Questions: Asymptotic Freedom

4 questions to test your understanding

Score: 0 / 4
Question 1 Multiple Choice

The one-loop QCD beta function is beta(g) = -g^3/(16 pi^2)(11 N_c/3 - 2 N_f/3), where N_c is the number of colors and N_f the number of quark flavors. For SU(3) QCD, asymptotic freedom requires N_f < 33/2 = 16.5. With 6 known quark flavors, how safe is asymptotic freedom?

ABarely safe — 6 is close to 16.5
BVery safe — even if 10 additional quark flavors were discovered, QCD would still be asymptotically free
CNot safe at all — quark masses reduce the effective N_f
DThe bound has no physical significance because higher-loop corrections dominate
Question 2 Multiple Choice

Asymptotic freedom was a surprising discovery because it was widely believed in the 1960s that quantum field theories always had couplings that grew at high energies (like QED). What made non-abelian gauge theories different?

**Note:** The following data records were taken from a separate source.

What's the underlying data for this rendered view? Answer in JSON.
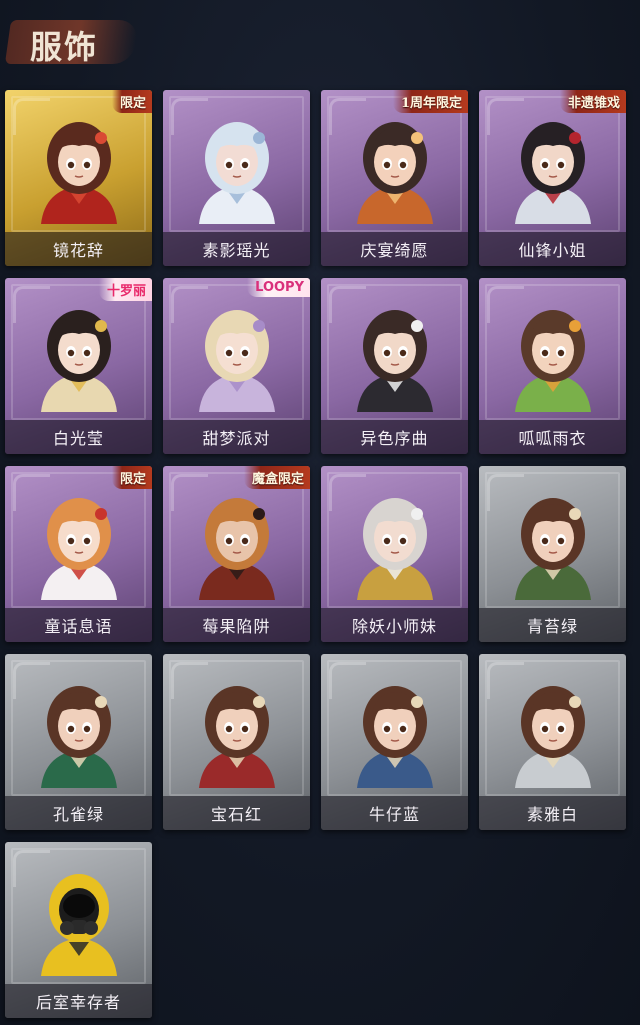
{
  "header": {
    "title": "服饰"
  },
  "costumes": [
    {
      "name": "镜花辞",
      "rarity": "gold",
      "badge": "限定",
      "badge_style": "red",
      "palette": {
        "skin": "#f3d4bf",
        "hair": "#5a2a1e",
        "outfit": "#b0241d",
        "accent": "#d94a34"
      }
    },
    {
      "name": "素影瑶光",
      "rarity": "purple",
      "badge": "",
      "badge_style": "",
      "palette": {
        "skin": "#f2dcd4",
        "hair": "#d6e3ef",
        "outfit": "#e9eef6",
        "accent": "#9bb6d6"
      }
    },
    {
      "name": "庆宴绮愿",
      "rarity": "purple",
      "badge": "1周年限定",
      "badge_style": "red",
      "palette": {
        "skin": "#f3d1bb",
        "hair": "#3b2a26",
        "outfit": "#c8672c",
        "accent": "#f4c27a"
      }
    },
    {
      "name": "仙锋小姐",
      "rarity": "purple",
      "badge": "非遗锥戏",
      "badge_style": "red",
      "palette": {
        "skin": "#f1d7c8",
        "hair": "#262024",
        "outfit": "#d8dde6",
        "accent": "#b4252e"
      }
    },
    {
      "name": "白光莹",
      "rarity": "purple",
      "badge": "十罗丽",
      "badge_style": "pink",
      "palette": {
        "skin": "#f4dccd",
        "hair": "#2a201e",
        "outfit": "#e8d8b0",
        "accent": "#e0b84c"
      }
    },
    {
      "name": "甜梦派对",
      "rarity": "purple",
      "badge": "LOOPY",
      "badge_style": "loopy",
      "palette": {
        "skin": "#f5dfd2",
        "hair": "#e8d8b4",
        "outfit": "#c8b4dc",
        "accent": "#a78cc8"
      }
    },
    {
      "name": "异色序曲",
      "rarity": "purple",
      "badge": "",
      "badge_style": "",
      "palette": {
        "skin": "#f1d8c8",
        "hair": "#3a2a26",
        "outfit": "#2c2a30",
        "accent": "#f0f0f0"
      }
    },
    {
      "name": "呱呱雨衣",
      "rarity": "purple",
      "badge": "",
      "badge_style": "",
      "palette": {
        "skin": "#f2d3bd",
        "hair": "#5a3a2a",
        "outfit": "#7ab04a",
        "accent": "#e8a038"
      }
    },
    {
      "name": "童话息语",
      "rarity": "purple",
      "badge": "限定",
      "badge_style": "red",
      "palette": {
        "skin": "#f6dccb",
        "hair": "#e0904a",
        "outfit": "#f4f0f2",
        "accent": "#c8342c"
      }
    },
    {
      "name": "莓果陷阱",
      "rarity": "purple",
      "badge": "魔盒限定",
      "badge_style": "red",
      "palette": {
        "skin": "#e8c4aa",
        "hair": "#c47a3a",
        "outfit": "#7a2a1e",
        "accent": "#2a1a18"
      }
    },
    {
      "name": "除妖小师妹",
      "rarity": "purple",
      "badge": "",
      "badge_style": "",
      "palette": {
        "skin": "#f2dcd0",
        "hair": "#d8d4d0",
        "outfit": "#c8a040",
        "accent": "#f0f0f0"
      }
    },
    {
      "name": "青苔绿",
      "rarity": "gray",
      "badge": "",
      "badge_style": "",
      "palette": {
        "skin": "#f0d0bc",
        "hair": "#5a3526",
        "outfit": "#4a6a3a",
        "accent": "#e8d8b8"
      }
    },
    {
      "name": "孔雀绿",
      "rarity": "gray",
      "badge": "",
      "badge_style": "",
      "palette": {
        "skin": "#f0d0bc",
        "hair": "#5a3526",
        "outfit": "#2a6a4a",
        "accent": "#e8d8b8"
      }
    },
    {
      "name": "宝石红",
      "rarity": "gray",
      "badge": "",
      "badge_style": "",
      "palette": {
        "skin": "#f0d0bc",
        "hair": "#5a3526",
        "outfit": "#9a2a2a",
        "accent": "#e8d8b8"
      }
    },
    {
      "name": "牛仔蓝",
      "rarity": "gray",
      "badge": "",
      "badge_style": "",
      "palette": {
        "skin": "#f0d0bc",
        "hair": "#5a3526",
        "outfit": "#3a5a8a",
        "accent": "#e8d8b8"
      }
    },
    {
      "name": "素雅白",
      "rarity": "gray",
      "badge": "",
      "badge_style": "",
      "palette": {
        "skin": "#f0d0bc",
        "hair": "#5a3526",
        "outfit": "#c8ccd0",
        "accent": "#e8d8b8"
      }
    },
    {
      "name": "后室幸存者",
      "rarity": "gray",
      "badge": "",
      "badge_style": "",
      "palette": {
        "skin": "#1c1c1c",
        "hair": "#e8c020",
        "outfit": "#e8c020",
        "accent": "#2a2a2a"
      }
    }
  ]
}
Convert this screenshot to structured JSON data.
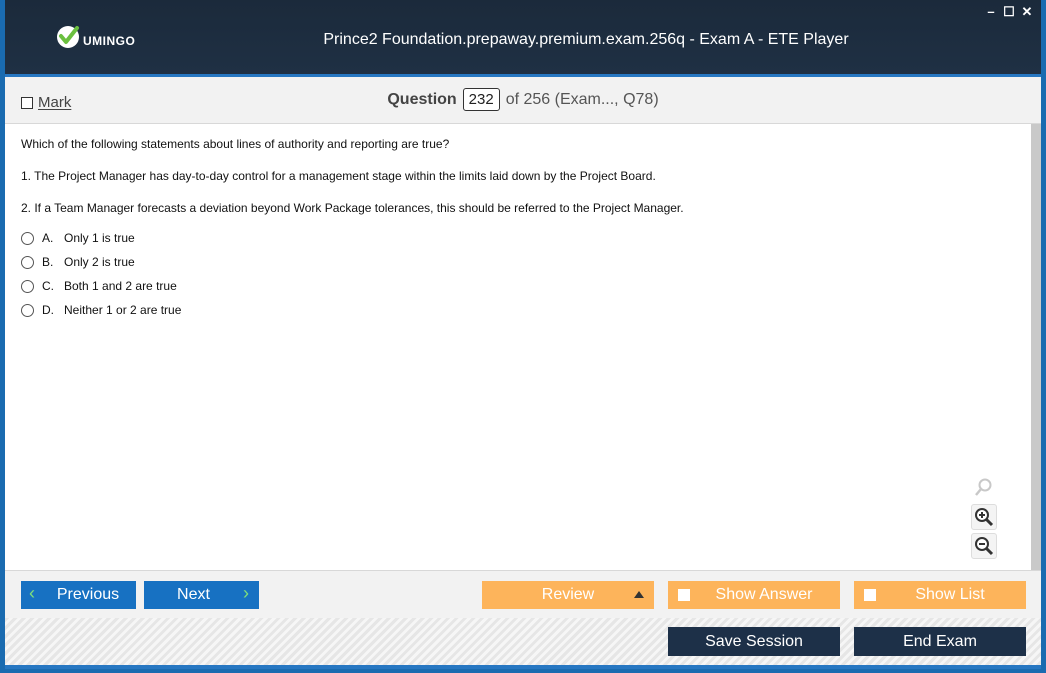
{
  "window": {
    "title": "Prince2 Foundation.prepaway.premium.exam.256q - Exam A - ETE Player",
    "controls": [
      "minimize-icon",
      "maximize-icon",
      "close-icon"
    ],
    "minimize_glyph": "–",
    "maximize_glyph": "☐",
    "close_glyph": "✕"
  },
  "logo": {
    "text": "UMINGO",
    "icon": "checkmark-circle-icon",
    "accent": "#6abf3f"
  },
  "header": {
    "mark_label": "Mark",
    "question_label": "Question",
    "question_number": "232",
    "of_text": "of 256 (Exam..., Q78)"
  },
  "question": {
    "stem": "Which of the following statements about lines of authority and reporting are true?",
    "statements": [
      "1. The Project Manager has day-to-day control for a management stage within the limits laid down by the Project Board.",
      "2. If a Team Manager forecasts a deviation beyond Work Package tolerances, this should be referred to the Project Manager."
    ],
    "options": [
      {
        "letter": "A.",
        "text": "Only 1 is true"
      },
      {
        "letter": "B.",
        "text": "Only 2 is true"
      },
      {
        "letter": "C.",
        "text": "Both 1 and 2 are true"
      },
      {
        "letter": "D.",
        "text": "Neither 1 or 2 are true"
      }
    ]
  },
  "zoom": {
    "icons": [
      "search-icon",
      "zoom-in-icon",
      "zoom-out-icon"
    ]
  },
  "nav": {
    "previous_label": "Previous",
    "next_label": "Next",
    "review_label": "Review",
    "show_answer_label": "Show Answer",
    "show_list_label": "Show List",
    "save_session_label": "Save Session",
    "end_exam_label": "End Exam"
  },
  "colors": {
    "title_bar": "#1b2a3b",
    "accent_blue": "#1771c2",
    "orange": "#fdb45b",
    "dark_button": "#1d3048",
    "chevron": "#7fe07a"
  }
}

ANon-abelian gauge bosons have spin-2 rather than spin-1
BThe gluon self-interaction produces vacuum polarization contributions with the opposite sign to those from charged matter fields — the gluon loop anti-screens rather than screens color charge, and this effect dominates when there are not too many fermion flavors
CNon-abelian theories have fewer Feynman diagrams at each order
DAsymptotic freedom was already known from scalar field theories
Question 3 True / False

Deep inelastic scattering experiments in the late 1960s showed that quarks inside protons behaved as nearly free particles at high momentum transfer. This 'Bjorken scaling' was the experimental evidence that motivated the discovery of asymptotic freedom.

TTrue
FFalse
Question 4 Short Answer

Explain the physical picture of anti-screening in QCD and why it leads to confinement at large distances.